The Minister of Agriculture and Rural Development, Chief Audu Ogbeh, also recently alluded to the blunder by the exporter, saying the container was left in Nigeria for two months before it left in very hot environment.

“Government does not export yam. We flagged it off, but someone left it here for two months in a hot environment. What I find extremely nauseating is that somebody seems to be celebrating the fact that Nigerian yams were rejected as if it was a victory for him as an individual. It happens all the time that commodities get bad because of poor handling.
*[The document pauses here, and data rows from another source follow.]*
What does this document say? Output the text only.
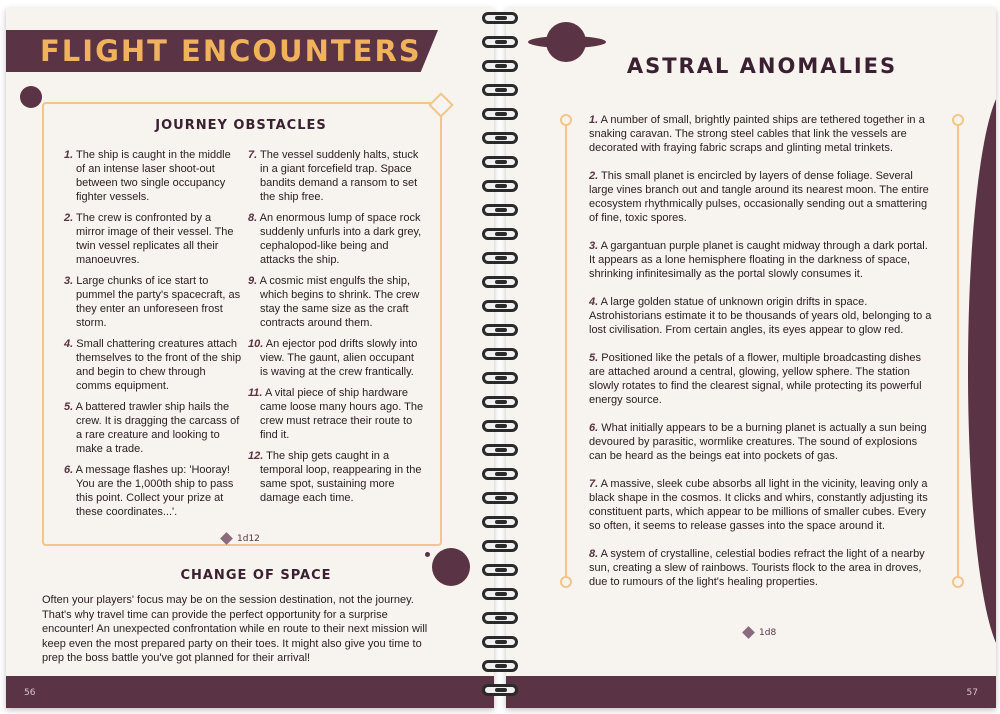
FLIGHT ENCOUNTERS
JOURNEY OBSTACLES
1. The ship is caught in the middle of an intense laser shoot-out between two single occupancy fighter vessels.
2. The crew is confronted by a mirror image of their vessel. The twin vessel replicates all their manoeuvres.
3. Large chunks of ice start to pummel the party's spacecraft, as they enter an unforeseen frost storm.
4. Small chattering creatures attach themselves to the front of the ship and begin to chew through comms equipment.
5. A battered trawler ship hails the crew. It is dragging the carcass of a rare creature and looking to make a trade.
6. A message flashes up: 'Hooray! You are the 1,000th ship to pass this point. Collect your prize at these coordinates...'.
7. The vessel suddenly halts, stuck in a giant forcefield trap. Space bandits demand a ransom to set the ship free.
8. An enormous lump of space rock suddenly unfurls into a dark grey, cephalopod-like being and attacks the ship.
9. A cosmic mist engulfs the ship, which begins to shrink. The crew stay the same size as the craft contracts around them.
10. An ejector pod drifts slowly into view. The gaunt, alien occupant is waving at the crew frantically.
11. A vital piece of ship hardware came loose many hours ago. The crew must retrace their route to find it.
12. The ship gets caught in a temporal loop, reappearing in the same spot, sustaining more damage each time.
1d12
CHANGE OF SPACE
Often your players' focus may be on the session destination, not the journey. That's why travel time can provide the perfect opportunity for a surprise encounter! An unexpected confrontation while en route to their next mission will keep even the most prepared party on their toes. It might also give you time to prep the boss battle you've got planned for their arrival!
56	57
ASTRAL ANOMALIES
1. A number of small, brightly painted ships are tethered together in a snaking caravan. The strong steel cables that link the vessels are decorated with fraying fabric scraps and glinting metal trinkets.
2. This small planet is encircled by layers of dense foliage. Several large vines branch out and tangle around its nearest moon. The entire ecosystem rhythmically pulses, occasionally sending out a smattering of fine, toxic spores.
3. A gargantuan purple planet is caught midway through a dark portal. It appears as a lone hemisphere floating in the darkness of space, shrinking infinitesimally as the portal slowly consumes it.
4. A large golden statue of unknown origin drifts in space. Astrohistorians estimate it to be thousands of years old, belonging to a lost civilisation. From certain angles, its eyes appear to glow red.
5. Positioned like the petals of a flower, multiple broadcasting dishes are attached around a central, glowing, yellow sphere. The station slowly rotates to find the clearest signal, while protecting its powerful energy source.
6. What initially appears to be a burning planet is actually a sun being devoured by parasitic, wormlike creatures. The sound of explosions can be heard as the beings eat into pockets of gas.
7. A massive, sleek cube absorbs all light in the vicinity, leaving only a black shape in the cosmos. It clicks and whirs, constantly adjusting its constituent parts, which appear to be millions of smaller cubes. Every so often, it seems to release gasses into the space around it.
8. A system of crystalline, celestial bodies refract the light of a nearby sun, creating a slew of rainbows. Tourists flock to the area in droves, due to rumours of the light's healing properties.
1d8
You don’t take things that are perishable,, keep them in bad conditions, ship them out and embarrass Nigeria,” Ogbeh lamented.

Meanwhile, the federal government has facilitated the establishment of 12 large scale rice processing mills under the China EXIM Bank $325.67 million facility.

The mills, according to Ogbeh, were part of the targeted 40 in number, 30,000 metric tonnes per annum integrated large scale mills.

He also said government had also aided the completion of mills that are capable of producing 2.5 tonnes and 1.8 tonnes of paddy rice in Badeggi, Niger State at the cost of $1.8million under the Korean- African Food and Agriculture Corporation Initiative (KAFACI) Programme.

The project was revived after it was abandoned by the President Shehu Shagari administration in the early 1980s.
He also said government has commenced the restructuring of the Bank of Agriculture (BOA) in order to ease credit facilities for Nigerian farmers and stimulate interest of people in farming as a source of livelihood.